Biz bu sistemi değiştirmek istiyoruz. AKP 20 yıldır bu düzenin temsilcisi, gitmesi çok önemli, ama onun gidip yerine yeni bir AKP’nin gelmesi bizim isteğimiz olamaz. “AKP gitsin partisi” en güçlü parti ama bu parti ülke bu kadar kötü durumdayken niye oy patlaması yapamıyor? Çünkü bu parti muhalefetten heyecan duymuyor, hatta güvenmiyor. Üstelik AKP’nin yeni hamleleriyle beraber göreceğiz ki seçimler çantada keklik değil. Niye peki? Bu kadar ağır tahribat varken bu partiler ciddi bir oy sıçraması yaşayamıyorsa, bunun nedeni, bizim düzen muhalefeti denen muhalefetin halkın sorunlarına çare olabilecek bir şey söylememesi, bu anlamda AKP’den farkının olmaması.
“TOPLUM SOLA KAYARKEN, MUHALEFET SAĞA KAYIYOR”

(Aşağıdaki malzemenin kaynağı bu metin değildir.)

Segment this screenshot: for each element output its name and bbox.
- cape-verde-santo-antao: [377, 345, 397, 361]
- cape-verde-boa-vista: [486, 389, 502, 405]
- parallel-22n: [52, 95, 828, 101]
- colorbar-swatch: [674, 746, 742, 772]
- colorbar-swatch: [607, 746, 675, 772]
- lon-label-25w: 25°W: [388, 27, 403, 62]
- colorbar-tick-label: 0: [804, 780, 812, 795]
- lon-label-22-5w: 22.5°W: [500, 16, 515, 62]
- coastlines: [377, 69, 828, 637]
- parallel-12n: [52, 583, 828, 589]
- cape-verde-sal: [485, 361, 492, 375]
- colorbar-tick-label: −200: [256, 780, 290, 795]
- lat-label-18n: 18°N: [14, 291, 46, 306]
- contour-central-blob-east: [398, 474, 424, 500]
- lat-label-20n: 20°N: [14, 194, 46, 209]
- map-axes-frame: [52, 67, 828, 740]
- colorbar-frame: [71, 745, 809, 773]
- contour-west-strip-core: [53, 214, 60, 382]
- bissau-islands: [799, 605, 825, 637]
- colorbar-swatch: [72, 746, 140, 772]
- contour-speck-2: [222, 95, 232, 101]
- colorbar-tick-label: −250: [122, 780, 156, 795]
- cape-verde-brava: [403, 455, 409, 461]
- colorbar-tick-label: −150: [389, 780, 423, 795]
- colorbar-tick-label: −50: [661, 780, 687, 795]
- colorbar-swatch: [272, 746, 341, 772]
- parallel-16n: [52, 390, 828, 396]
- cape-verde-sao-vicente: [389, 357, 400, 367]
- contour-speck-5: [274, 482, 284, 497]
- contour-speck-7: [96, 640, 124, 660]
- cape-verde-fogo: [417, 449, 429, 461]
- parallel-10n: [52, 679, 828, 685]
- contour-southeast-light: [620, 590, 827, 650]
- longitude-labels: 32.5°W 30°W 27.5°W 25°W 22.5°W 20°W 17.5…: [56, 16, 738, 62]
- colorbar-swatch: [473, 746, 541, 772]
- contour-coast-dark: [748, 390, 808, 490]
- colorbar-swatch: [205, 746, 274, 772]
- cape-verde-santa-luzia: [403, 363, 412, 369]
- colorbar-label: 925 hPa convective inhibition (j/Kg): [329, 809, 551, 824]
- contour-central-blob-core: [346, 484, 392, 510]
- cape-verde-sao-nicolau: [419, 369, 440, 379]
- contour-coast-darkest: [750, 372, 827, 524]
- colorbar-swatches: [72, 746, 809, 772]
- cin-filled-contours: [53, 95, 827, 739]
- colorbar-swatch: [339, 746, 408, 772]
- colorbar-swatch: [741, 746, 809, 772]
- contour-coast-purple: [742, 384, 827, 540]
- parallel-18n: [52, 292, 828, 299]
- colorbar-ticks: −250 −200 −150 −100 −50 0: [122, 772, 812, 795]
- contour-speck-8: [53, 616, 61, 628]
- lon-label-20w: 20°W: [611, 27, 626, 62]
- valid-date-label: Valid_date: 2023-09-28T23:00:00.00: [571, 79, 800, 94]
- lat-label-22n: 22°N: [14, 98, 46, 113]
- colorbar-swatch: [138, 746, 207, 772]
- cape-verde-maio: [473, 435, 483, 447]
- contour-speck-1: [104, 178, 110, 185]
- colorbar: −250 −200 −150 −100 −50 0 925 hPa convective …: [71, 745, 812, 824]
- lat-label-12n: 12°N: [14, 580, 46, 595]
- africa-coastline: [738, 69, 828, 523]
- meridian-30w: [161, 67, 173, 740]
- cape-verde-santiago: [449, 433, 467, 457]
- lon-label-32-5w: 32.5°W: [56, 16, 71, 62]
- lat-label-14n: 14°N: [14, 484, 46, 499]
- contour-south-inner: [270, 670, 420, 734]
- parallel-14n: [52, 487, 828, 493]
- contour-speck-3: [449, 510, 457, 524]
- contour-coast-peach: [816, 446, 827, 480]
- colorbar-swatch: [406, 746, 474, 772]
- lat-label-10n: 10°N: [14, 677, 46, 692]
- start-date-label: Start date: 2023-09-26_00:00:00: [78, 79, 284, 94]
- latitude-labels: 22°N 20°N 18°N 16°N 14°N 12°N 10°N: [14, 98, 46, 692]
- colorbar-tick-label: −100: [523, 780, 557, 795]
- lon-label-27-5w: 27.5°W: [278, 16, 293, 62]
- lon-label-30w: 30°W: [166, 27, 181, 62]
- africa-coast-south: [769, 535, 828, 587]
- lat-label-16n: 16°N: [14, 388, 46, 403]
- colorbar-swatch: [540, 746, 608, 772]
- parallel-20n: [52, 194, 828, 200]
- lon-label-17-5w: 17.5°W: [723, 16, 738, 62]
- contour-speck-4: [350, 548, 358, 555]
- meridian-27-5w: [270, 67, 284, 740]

Bir şey daha, bu kadar ekonomik kriz varken toplum sola kayar, muhalefet ise dolu dizgin sağa kayıyor. O yüzden oylarda ciddi bir artış gerçekleşmiyor, çünkü AKP’den gerçek farklılık orada aslında. Muhalefetin oyunun artması bizim derdimiz değil, ama sordunuz diye söylüyorum, bu toplum bir alternatif ve çare arıyor. Bu kurtuluşun parlamenter sisteme dönüşle gerçekleşmesi mümkün değil, insanlar aç, yoksul. Halkın gündemi bu, parlamenter veya şimdiki sistem değil. Biz emekçileri bu sıkışmışlıktan çıkarmak için uğraşıyor, meselenin özünü sorgulatmaya çalışıyoruz. Ama ne zaman bunu yapsak “şimdi zamanı mı” deniyor. Bu soru çok eski ama yeter, artık zamanı geldi. Dikiş tutmayan bu toplumsal sistemin tüm dünyada yıkılması gerekiyor. Seçimler sırasında bunları söylemeyeceğiz de, ne zaman söyleyeceğiz?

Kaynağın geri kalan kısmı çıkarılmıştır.